Una carriera da premiare e a ciò, in questi giorni, ci ha pensato il Comune di Bari che gli ha conferito l’onorificenza per “alti meriti scientifici, accademici ed etici e per le sue straordinarie doti di umana solidarietà e sollecitudine a servizio della maternità e della vita che nasce”.

Da sempre vicino a Pro Vita & Famiglia, ai nostri microfoni ha raccontato le ragioni del premio, ripercorrendo la sua carriera: «Cinquantacinque anni fa discutevo la mia laurea con il pensiero di voler sconfiggere una piaga all’epoca dominante: l’alta mortalità di donne e bambini, soprattutto tra le donne agricole. Io sono nato in un paese agricolo e conoscevo molto bene il fenomeno. Il loro stare chine e ripiegate sul terreno disturbava la loro gravidanza. La medicina delle emozioni che da allora ho voluto portare avanti nasce così: è una medicina che sconfigge i lutti, il dolore di un papà e di una mamma. Ho capito che quello della tutela della vita sarebbe stato il mio compito: e infatti 400mila bambini ho visto nascere, di cui 40mila assistiti personalmente».

Una carriera segnata dalle sfide: «Dopo la legge 194 ci focalizzammo sui primi due punti: quelli di proteggere la maternità e la tutela dell’infanzia. Così il mio dipartimento divenne effettivamente anche tutela del nascituro, facendo sì che la donna, pur nelle difficoltà e nella disperazione, capisse quanto la vita potesse essere un dono. Ho cercato di imparare a vedere il non visibile e di insegnarlo agli altri. Ho cercato di far comprendere l’importante dialogo madre-feto, di far capire alla donna come il ventre fosse la prima culla di carne, la prima SPA, Salus Per Aquam, ho cercato di aprire queste donne a una grande accettazione della vita che danza. Questo ha fatto sì che vivessi in prima persona con soddisfazione il recupero di tante decisioni».

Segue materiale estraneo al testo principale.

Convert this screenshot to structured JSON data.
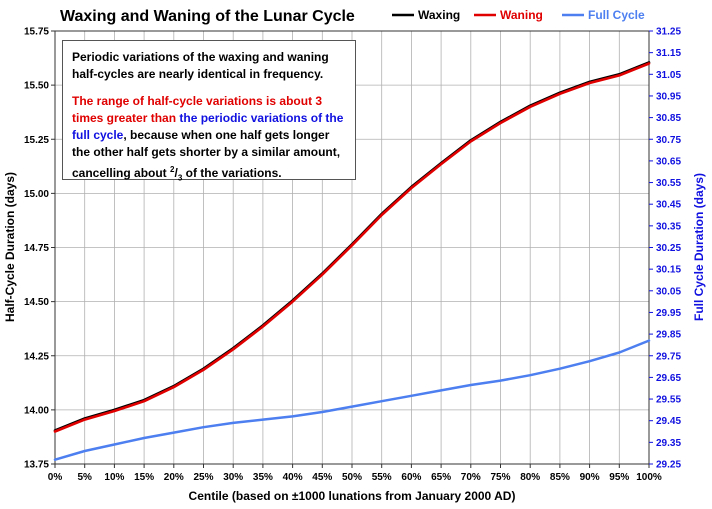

Il lavoro del professor Boscia ha riguardato anche situazioni ancora più sfortunate come quelle di malformazioni fetali e gravidanze ad alto rischio. Racconta: «Con la collaborazione dei miei colleghi abbiamo creato una visione nuova: il feto come paziente, come persona». E così la diagnosi e l’accoglienza per i bimbi prematuri si è concretizzata anche con «l’alloggio per madri nutrici»: stanze che ospitano questi bimbi nati molto precocemente e le loro mamme che devono nutrirli. L’idea è stata quella di far sì che, all’interno di stanze apposite, il bambino potesse «stare a contatto con la pelle della mamma, sentendone il profumo». Questo «ha permesso che il bambino in difficoltà reagisse in modo più positivo».

Ma anche le sale parto per Boscia dovevano essere accoglienti: «una domiciliazione della nascita con tutte le garanzie: la vicinanza della mamma e del papà e l’ambiente confortevole innanzitutto». Per garantire questo Boscia promosse, insieme all’Accademia delle Belle Arti di Bari, la nascita di vere e proprie gallerie d’arte all’interno dell’ospedale che rendevano l’ambiente più sereno.

Ma anche numerose altre iniziative, tra cui la banca del sangue cordonale, che faceva del feto il primo donatore, e la nascita in tutta la provincia del trasporto di emergenza del neonato, hanno contribuito a rendere il lavoro del professore ancora più profondo e importante.

Un lavoro che è esempio per le nuove generazioni. A lui abbiamo chiesto: se dovesse dare un consiglio ai giovani medici, quale darebbe? «Hanno bisogno di qualcosa che hanno dimenticato. La tecnologia esiste ma deve essere gestita attraverso l’umano. La sola tecnologia allontana il medico dal paziente e non si può: la medicina deve essere sartoriale, ad personam. Deve essere, appunto, medicina delle emozioni. Un medico deve fare medicina accogliente, andando incontro al sofferente. Occorre, oggi più che mai, la relazione, lo sguardo, la cura compassionevole. Umano deriva da humus, terreno. Noi dobbiamo arare e coltivare l’umanità: è questo ciò che oggi manca nella medicina».